Quantification and Identity of Neoantigens in Cutaneous T-cell Lymphoma

  • Author / Creator
    Sivanand, Arunima
  • Background
    Mycosis fungoides (MF) is the most common cutaneous T-cell lymphoma (CTCL). Early stage disease, limited to skin patches & plaques, is indolent. However, progression to tumour stage disease marks a significant drop in survival to less than 4 years. Treatments for advanced disease are palliative and MF remains incurable.
    Given evidence that CTCL is immunogenic, immunotherapies are a promising avenue for newer treatments. However, trials of immune checkpoint inhibitors in MF have shown low to moderate response rates. The prevailing understanding of MF is that it is a highly mutated tumour demonstrating suboptimal response to immunotherapies. Neoantigens are predictors of immunotherapy response, but they have never been studied in CTCL. There is also no knowledge of neoantigen clonality in MF. Clonal tumours, comprised of genetically identical cells expressing the same neoantigen, are more susceptible to immunotherapies compared to subclonal tumours. There is an urgency in identifying neoantigens in MF given the mortality associated with advanced disease and the lack of significant advances in treatment.
    The objective of this thesis was to gain insight into the immunogenicity of MF by characterizing the tumour mutation burden, identifying neoantigens for the first time, comparing neoantigens between disease stages and determining neoantigen clonality.
    Our hypothesis is that a high tumour mutation burden in MF will result in a large number of neoantigens.
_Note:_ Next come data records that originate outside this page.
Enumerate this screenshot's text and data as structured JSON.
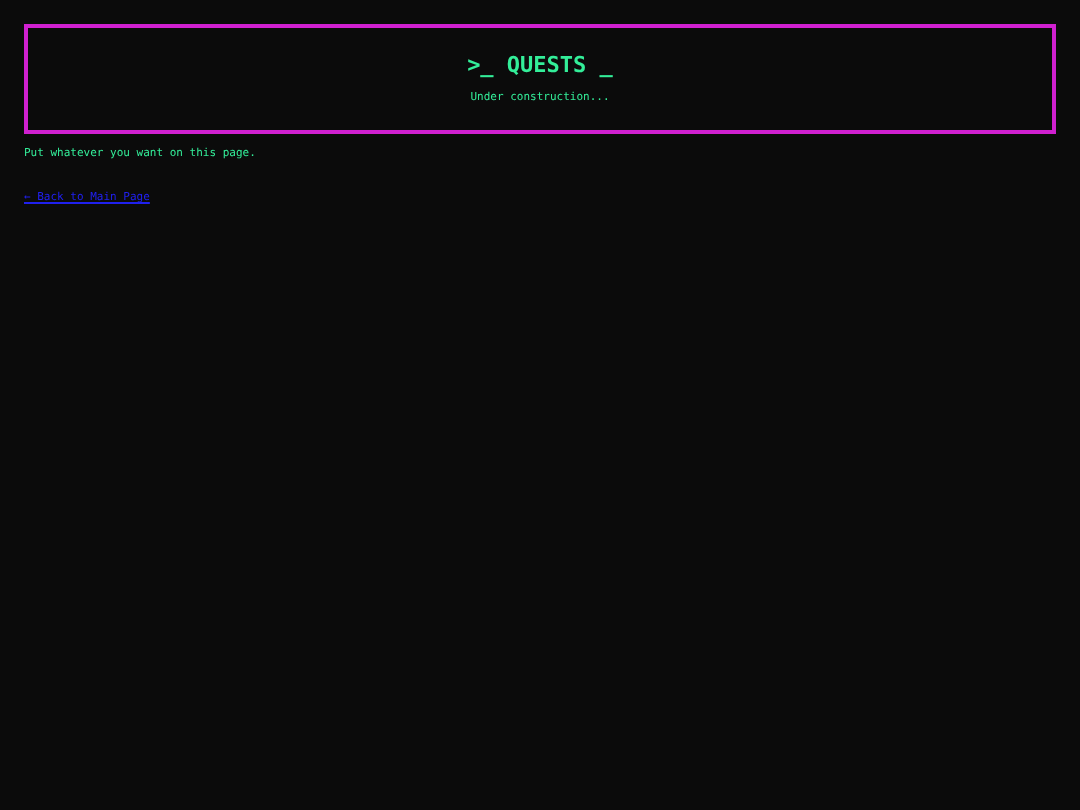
{
  "header": {
    "title": ">_ QUESTS _",
    "subtitle": "Under construction..."
  },
  "body_text": "Put whatever you want on this page.",
  "back_link": "← Back to Main Page"
}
However, these neoantigens are likely to be mostly subclonal, rendering them less responsive to immunotherapies.
    We tested our hypothesis through a translational study utilizing bioinformatics. We obtained whole exome and whole transcriptome sequences from 24 MF samples (16 plaque, 8 tumour) from 13 patients. We used bioinformatics software (Mutect2, OptiType, MuPeXi) for mutation calling, HLA typing, and neoantigen prediction respectively. Using PhyloWGS, we subdivided malignant cells into stem and clades, to which neoantigens were matched to determine their clonality.
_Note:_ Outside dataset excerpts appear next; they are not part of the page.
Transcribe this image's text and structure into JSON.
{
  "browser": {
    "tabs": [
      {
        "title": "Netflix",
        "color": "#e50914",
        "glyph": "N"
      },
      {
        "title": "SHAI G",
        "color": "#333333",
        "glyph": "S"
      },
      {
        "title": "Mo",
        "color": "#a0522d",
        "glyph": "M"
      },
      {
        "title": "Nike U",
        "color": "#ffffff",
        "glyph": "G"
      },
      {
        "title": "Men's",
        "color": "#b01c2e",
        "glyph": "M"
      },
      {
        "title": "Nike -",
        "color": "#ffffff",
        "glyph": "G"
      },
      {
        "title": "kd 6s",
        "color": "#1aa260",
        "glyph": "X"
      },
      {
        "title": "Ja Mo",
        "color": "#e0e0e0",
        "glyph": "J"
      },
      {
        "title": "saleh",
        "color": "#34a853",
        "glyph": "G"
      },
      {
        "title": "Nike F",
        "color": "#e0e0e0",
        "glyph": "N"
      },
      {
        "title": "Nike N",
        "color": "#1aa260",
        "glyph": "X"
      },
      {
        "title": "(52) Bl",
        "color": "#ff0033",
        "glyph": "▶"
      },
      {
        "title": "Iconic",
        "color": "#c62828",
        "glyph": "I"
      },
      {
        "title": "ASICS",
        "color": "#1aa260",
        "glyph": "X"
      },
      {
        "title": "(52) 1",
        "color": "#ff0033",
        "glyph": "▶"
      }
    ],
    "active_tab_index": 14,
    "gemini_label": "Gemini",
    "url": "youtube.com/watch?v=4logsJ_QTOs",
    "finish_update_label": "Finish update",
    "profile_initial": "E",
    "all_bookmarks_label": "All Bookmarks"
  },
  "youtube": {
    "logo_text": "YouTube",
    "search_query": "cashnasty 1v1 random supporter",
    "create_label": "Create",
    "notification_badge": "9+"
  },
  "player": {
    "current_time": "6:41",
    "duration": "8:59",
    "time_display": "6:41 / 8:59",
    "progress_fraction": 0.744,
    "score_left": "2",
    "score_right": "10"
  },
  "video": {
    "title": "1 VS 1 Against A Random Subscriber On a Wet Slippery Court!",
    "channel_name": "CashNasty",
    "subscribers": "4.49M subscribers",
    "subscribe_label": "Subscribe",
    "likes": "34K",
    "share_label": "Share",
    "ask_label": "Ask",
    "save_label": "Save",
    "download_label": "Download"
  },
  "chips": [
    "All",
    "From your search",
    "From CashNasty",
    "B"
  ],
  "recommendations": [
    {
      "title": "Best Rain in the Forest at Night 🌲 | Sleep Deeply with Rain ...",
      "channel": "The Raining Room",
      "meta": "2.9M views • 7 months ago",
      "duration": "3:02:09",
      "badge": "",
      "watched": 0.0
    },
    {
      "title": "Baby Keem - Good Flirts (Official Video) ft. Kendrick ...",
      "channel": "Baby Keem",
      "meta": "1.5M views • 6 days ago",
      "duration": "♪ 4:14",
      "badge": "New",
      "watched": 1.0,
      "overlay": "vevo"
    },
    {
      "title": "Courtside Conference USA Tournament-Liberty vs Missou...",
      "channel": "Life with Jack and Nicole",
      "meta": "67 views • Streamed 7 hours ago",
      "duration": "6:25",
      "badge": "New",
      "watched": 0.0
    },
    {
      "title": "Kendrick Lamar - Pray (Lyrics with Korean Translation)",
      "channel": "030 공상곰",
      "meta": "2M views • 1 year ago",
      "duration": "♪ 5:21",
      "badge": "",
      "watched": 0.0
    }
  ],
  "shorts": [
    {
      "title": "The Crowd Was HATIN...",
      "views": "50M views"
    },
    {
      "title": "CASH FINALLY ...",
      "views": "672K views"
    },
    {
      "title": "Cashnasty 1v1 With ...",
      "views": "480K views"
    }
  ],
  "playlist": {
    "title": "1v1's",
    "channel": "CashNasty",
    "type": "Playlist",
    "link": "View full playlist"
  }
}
    We demonstrated that MF has a much higher tumour mutation burden than previously described (median 3217 nonsynonymous mutations). We found that MF expressed a significant number of total neoantigens (median 1309 per sample) including a significant number of neoantigens with high binding strength to MHC (median 328). In early disease most neoantigens were clonal but

    with stage progression, 75% of lesions had >50% subclonal neoantigens. There was very little overlap in neoantigens across patients or between different lesions on the same patient, indicating a high degree of heterogeneity.
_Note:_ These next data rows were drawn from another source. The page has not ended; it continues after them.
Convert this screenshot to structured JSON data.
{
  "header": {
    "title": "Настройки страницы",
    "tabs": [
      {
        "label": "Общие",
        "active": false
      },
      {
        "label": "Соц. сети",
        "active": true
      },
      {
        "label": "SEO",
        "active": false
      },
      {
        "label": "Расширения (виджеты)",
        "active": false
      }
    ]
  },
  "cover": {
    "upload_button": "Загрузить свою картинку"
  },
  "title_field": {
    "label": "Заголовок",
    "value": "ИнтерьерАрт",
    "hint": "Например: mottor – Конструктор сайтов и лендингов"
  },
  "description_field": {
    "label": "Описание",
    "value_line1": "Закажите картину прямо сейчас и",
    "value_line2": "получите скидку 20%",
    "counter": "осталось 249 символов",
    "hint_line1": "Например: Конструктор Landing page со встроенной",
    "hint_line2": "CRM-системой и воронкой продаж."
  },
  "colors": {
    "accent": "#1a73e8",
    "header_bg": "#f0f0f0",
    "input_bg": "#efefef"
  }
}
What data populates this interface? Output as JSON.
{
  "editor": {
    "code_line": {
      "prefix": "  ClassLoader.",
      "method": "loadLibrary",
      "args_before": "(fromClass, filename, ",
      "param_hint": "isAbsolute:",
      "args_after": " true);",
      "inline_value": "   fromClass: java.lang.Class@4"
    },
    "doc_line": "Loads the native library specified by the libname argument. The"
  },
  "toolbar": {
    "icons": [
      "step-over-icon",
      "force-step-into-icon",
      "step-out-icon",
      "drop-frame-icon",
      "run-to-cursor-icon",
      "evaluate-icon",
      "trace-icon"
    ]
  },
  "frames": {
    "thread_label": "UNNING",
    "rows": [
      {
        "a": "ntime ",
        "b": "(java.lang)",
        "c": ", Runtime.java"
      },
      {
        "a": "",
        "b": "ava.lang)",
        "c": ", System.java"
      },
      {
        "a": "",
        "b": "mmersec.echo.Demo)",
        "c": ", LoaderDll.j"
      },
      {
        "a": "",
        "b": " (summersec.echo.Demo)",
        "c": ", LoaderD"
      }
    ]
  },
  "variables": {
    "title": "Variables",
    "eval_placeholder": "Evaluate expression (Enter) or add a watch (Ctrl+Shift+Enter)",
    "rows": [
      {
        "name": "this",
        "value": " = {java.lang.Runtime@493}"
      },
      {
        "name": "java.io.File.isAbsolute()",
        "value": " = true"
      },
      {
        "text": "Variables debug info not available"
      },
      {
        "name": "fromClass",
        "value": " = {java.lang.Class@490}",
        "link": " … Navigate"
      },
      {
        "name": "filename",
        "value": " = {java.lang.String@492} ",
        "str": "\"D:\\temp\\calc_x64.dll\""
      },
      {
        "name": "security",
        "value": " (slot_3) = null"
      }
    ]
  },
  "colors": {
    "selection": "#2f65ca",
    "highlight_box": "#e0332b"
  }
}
    The neoantigen landscape of MF is characterized by a high neoantigen load. Disease progression is associated with an increase in the number of neoantigens and an increase in neoantigen subclonality. Neoantigen subclonality may be the critical factor limiting the efficacy of immunotherapy in patients with advanced disease. Stratification of patients by neoantigen load and clonality may be useful to select suitable candidates for immune checkpoint inhibitor trials.

  • Subjects / Keywords
  • Graduation date
    Fall 2021
  • Type of Item
  • Degree
    Master of Science
  • DOI
  • License
    This thesis is made available by the University of Alberta Libraries with permission of the copyright owner solely for non-commercial purposes. This thesis, or any portion thereof, may not otherwise be copied or reproduced without the written consent of the copyright owner, except to the extent permitted by Canadian copyright law.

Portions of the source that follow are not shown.